Startex a entamé des travaux de remise aux normes de ses installations en mars 2009. L’entreprise répond désormais aux règles environnementales et sécuritaires de son secteur.
Fin 2007, Sandrine Thuilier, gérante de Startex, décide d’entreprendre de gros travaux au sein de l’entreprise, afin d’assurer respect de l’environnement, sécurisation du personnel et du bâtiment et réduction de la pénibilité des tâches. Le projet prend corps, et les études environnement par le bureau Capse (Capital Sécurité Environnement), puis celles d’ingénierie par GTI sont lancées en 2008.
Dès lors, il s’est agi de mettre en rétention tout ce qui était susceptible de contenir, et donc de déverser de l’acide. « Cela comprend le dock de stockage des bidons d’acide, qui a été fermé, ainsi que les salles de lavage et de charge des batteries qui ont été repensées », explique Sandrine Thuilier.
Des idées apportées par le personnel
Autres travaux, ceux de la mécanisation du process. « Auparavant, la fabrication de l’électrolyte (NDLR : acide sulfurique mélangé à l’eau de la cuve) se faisait de manière artisanale, avec une intervention humaine. Désormais, tout se fait grâce à des pompes électriques, ce qui réduit les risques pour notre personnel. » D’ailleurs, les salariés eux-mêmes ont apporté leur contribution et leurs idées pour améliorer les conditions de travail, « notamment en ce qui concerne le stockage et la manipulation des bidons d’acide pouvant peser jusqu’à 60 kg », précise la chef d’entreprise.

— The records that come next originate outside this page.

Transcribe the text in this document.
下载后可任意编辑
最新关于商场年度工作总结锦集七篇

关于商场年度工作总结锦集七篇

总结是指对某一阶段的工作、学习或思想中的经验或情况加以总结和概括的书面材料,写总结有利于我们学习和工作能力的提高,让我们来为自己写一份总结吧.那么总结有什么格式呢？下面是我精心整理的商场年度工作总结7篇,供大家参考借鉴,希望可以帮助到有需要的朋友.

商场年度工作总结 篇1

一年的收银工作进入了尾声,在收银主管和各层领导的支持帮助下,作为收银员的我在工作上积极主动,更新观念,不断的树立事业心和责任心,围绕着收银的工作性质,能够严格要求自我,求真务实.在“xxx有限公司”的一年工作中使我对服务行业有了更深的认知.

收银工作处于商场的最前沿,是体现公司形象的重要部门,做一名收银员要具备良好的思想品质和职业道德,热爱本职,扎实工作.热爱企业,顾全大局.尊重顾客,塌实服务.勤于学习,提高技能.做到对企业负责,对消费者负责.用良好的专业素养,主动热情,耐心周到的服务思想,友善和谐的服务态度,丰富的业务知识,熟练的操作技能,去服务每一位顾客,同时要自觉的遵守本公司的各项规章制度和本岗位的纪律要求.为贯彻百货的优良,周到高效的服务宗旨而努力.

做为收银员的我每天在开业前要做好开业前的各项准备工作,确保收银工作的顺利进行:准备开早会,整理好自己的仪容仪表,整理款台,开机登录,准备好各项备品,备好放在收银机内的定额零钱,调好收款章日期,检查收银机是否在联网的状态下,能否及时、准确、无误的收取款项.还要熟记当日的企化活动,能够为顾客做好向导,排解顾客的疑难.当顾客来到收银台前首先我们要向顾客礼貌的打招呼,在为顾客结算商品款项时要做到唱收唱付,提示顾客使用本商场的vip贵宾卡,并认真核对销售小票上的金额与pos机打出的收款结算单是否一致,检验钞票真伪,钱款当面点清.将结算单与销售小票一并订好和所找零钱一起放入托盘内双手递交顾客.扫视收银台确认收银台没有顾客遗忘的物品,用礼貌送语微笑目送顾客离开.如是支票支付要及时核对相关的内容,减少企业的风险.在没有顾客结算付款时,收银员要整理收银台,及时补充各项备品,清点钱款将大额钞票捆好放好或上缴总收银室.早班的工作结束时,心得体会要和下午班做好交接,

L’aspect environnemental était également au centre des préoccupations. Ainsi, par exemple, des relevés de pH des eaux seront effectués à intervalles réguliers, et toutes les eaux utilisées par l’usine, notamment pour le lavage, seront neutralisées avant d’être déversées dans le réseau public. En outre, toutes les entrées et les sorties d’acide seront consignées avec soin.
Les travaux, démarrés en mars 2009, se sont achevés en décembre dernier. Et Startex a obtenu son autorisation d’exploitation tant attendue.